Les Druses ne reconnaissent qu’un seul dieu, qui est Hakem ; seulement ce dieu, comme le Boudda des Indous, s’est manifesté au monde sous plusieurs formes différentes. Il s’est incarné dix fois en différens lieux de la terre : dans l’Inde d’abord, en Perse plus tard, dans l’Iémen, à Tunis et ailleurs encore. C’est ce qu’on appelle les stations. Hakem se nomme au ciel Albar.

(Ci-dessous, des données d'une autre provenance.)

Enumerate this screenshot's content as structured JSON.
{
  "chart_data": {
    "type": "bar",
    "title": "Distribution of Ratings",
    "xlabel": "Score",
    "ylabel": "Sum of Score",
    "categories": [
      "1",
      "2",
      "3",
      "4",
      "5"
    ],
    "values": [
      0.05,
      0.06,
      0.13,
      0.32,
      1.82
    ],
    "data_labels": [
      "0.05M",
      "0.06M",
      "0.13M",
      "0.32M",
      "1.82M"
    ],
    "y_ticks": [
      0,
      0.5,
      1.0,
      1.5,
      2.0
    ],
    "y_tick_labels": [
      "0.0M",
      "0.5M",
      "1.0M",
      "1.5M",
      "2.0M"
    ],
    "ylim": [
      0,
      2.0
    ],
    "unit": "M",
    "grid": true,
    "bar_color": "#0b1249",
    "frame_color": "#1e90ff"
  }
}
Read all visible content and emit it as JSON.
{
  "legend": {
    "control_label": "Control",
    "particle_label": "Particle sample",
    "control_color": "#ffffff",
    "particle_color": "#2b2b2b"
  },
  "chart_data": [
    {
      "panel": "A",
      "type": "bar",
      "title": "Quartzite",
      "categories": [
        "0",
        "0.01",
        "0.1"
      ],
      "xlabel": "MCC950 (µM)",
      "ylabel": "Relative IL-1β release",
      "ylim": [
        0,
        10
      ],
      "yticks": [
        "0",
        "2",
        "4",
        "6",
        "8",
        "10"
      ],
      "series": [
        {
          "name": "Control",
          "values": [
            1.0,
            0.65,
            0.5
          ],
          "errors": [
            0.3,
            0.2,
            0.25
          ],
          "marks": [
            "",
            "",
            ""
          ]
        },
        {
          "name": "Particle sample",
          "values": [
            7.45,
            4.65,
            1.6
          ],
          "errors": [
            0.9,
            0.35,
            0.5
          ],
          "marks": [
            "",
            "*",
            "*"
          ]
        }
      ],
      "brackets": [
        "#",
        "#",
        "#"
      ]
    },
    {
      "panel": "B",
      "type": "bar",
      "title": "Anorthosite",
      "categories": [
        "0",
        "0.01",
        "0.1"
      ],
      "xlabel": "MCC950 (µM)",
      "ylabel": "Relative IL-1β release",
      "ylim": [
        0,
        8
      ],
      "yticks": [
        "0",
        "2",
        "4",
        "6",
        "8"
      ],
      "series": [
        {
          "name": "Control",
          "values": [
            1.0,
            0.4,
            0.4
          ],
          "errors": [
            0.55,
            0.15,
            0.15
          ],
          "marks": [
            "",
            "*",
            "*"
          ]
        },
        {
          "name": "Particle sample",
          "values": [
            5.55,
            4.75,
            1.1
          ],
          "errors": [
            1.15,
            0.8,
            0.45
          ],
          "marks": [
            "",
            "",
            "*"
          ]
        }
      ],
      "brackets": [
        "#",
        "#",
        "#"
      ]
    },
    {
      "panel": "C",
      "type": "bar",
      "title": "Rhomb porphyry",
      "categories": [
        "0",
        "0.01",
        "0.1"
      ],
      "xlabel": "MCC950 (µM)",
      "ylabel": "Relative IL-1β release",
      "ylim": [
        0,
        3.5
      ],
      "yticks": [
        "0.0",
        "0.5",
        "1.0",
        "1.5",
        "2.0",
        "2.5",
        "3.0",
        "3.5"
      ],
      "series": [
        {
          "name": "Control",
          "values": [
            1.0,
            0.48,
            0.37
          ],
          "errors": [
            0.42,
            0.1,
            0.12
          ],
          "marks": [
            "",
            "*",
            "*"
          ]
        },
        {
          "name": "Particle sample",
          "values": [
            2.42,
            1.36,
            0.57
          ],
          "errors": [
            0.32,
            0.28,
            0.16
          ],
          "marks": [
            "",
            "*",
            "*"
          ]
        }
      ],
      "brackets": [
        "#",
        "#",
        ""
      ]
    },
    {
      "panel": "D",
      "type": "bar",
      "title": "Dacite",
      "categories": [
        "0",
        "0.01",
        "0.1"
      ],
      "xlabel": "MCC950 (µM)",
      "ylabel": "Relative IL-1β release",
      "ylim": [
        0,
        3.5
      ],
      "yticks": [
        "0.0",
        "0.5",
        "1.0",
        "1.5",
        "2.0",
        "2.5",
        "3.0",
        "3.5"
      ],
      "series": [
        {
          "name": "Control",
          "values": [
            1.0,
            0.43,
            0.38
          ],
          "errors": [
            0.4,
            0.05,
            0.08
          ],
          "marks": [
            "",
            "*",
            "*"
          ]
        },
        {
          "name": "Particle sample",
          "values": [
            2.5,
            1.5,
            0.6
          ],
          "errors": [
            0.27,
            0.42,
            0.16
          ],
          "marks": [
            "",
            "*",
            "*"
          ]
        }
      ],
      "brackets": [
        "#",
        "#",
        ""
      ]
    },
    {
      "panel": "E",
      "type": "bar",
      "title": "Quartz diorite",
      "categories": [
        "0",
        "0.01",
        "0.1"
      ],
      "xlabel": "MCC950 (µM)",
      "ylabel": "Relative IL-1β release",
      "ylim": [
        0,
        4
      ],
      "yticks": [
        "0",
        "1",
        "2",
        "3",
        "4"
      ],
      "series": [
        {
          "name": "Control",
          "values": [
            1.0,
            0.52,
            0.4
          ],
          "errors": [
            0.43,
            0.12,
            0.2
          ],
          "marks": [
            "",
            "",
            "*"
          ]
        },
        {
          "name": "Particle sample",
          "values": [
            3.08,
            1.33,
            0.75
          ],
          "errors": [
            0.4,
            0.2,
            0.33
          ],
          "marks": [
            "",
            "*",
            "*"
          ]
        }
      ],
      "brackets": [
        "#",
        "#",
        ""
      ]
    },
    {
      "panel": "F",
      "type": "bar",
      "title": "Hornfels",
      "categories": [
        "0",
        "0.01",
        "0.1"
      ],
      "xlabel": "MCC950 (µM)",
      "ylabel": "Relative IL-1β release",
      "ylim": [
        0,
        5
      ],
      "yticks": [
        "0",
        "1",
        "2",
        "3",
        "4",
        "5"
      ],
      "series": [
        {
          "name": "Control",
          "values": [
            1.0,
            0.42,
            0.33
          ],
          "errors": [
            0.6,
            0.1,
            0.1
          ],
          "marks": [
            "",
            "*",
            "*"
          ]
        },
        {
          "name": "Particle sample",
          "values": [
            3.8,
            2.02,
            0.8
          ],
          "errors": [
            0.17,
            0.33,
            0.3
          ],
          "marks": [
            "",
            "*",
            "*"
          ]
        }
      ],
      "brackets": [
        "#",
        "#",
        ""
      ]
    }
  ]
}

Après lui viennent cinq ministres, émanations directes de la Divinité, dont les noms d’anges sont Gabriel, Michel, Israfil, Azariel et Métatron ; on les appelle symboliquement l’Intelligence, l’Ame, la Parole, le Précédant et le Suivant. Trois autres ministres d’un degré inférieur s’appellent, au figuré, l’Application, l’Ouverture et le Fantôme ; ils ont, en outre, des noms d’hommes qui s’appliquent à leurs incarnations diverses, car eux aussi interviennent de temps en temps dans le grand drame de la vie humaine.

Ainsi, dans le catéchisme druse, le principal ministre, nommé Hamza, qui est le même que Gabriel, est regardé comme ayant paru sept fois ; il se nommait Schatnil à l’époque d’Adam, plus tard Pythagore, David, Schoaïb ; du temps de Jésus, il était le vrai messie et se nommait Éléazar ; du temps de Mahomet, on l’appelait Salman-el-Farési, et enfin, sous le nom d’Hamza, il fut le prophète de Hakem, calife et dieu, et fondateur réel de la religion druse.

Voilà, certes, une croyance où le ciel se préoccupe constamment de l’humanité. Les époques où ces puissances interviennent s’appellent révolutions. Chaque fois que la race humaine se fourvoie et tombe trop profondément dans l’oubli de ses devoirs, l’Etre suprême et ses anges se font hommes, et, par les seuls moyens humains, rétablissent l’ordre dans les choses. C’est toujours au fond l’idée chrétienne avec une intervention plus fréquente de la Divinité, mais l’idée chrétienne sans Jésus, car les Druses supposent que les apôtres ont livré aux Juifs un faux messie, qui s’est dévoué pour cacher l’autre ; le véritable (Hamza), se trouvait au nombre des disciples, sous le nom d’Éléazar, et ne faisait que souffler sa pensée à Jésus, fils de Joseph. Quant aux évangélistes, ils les appellent les pieds de la sagesse, et ne font à leurs récits que cette seule variante. Il est vrai qu’elle supprime l’adoration de la croix et la pensée d’un Dieu immolé par les hommes.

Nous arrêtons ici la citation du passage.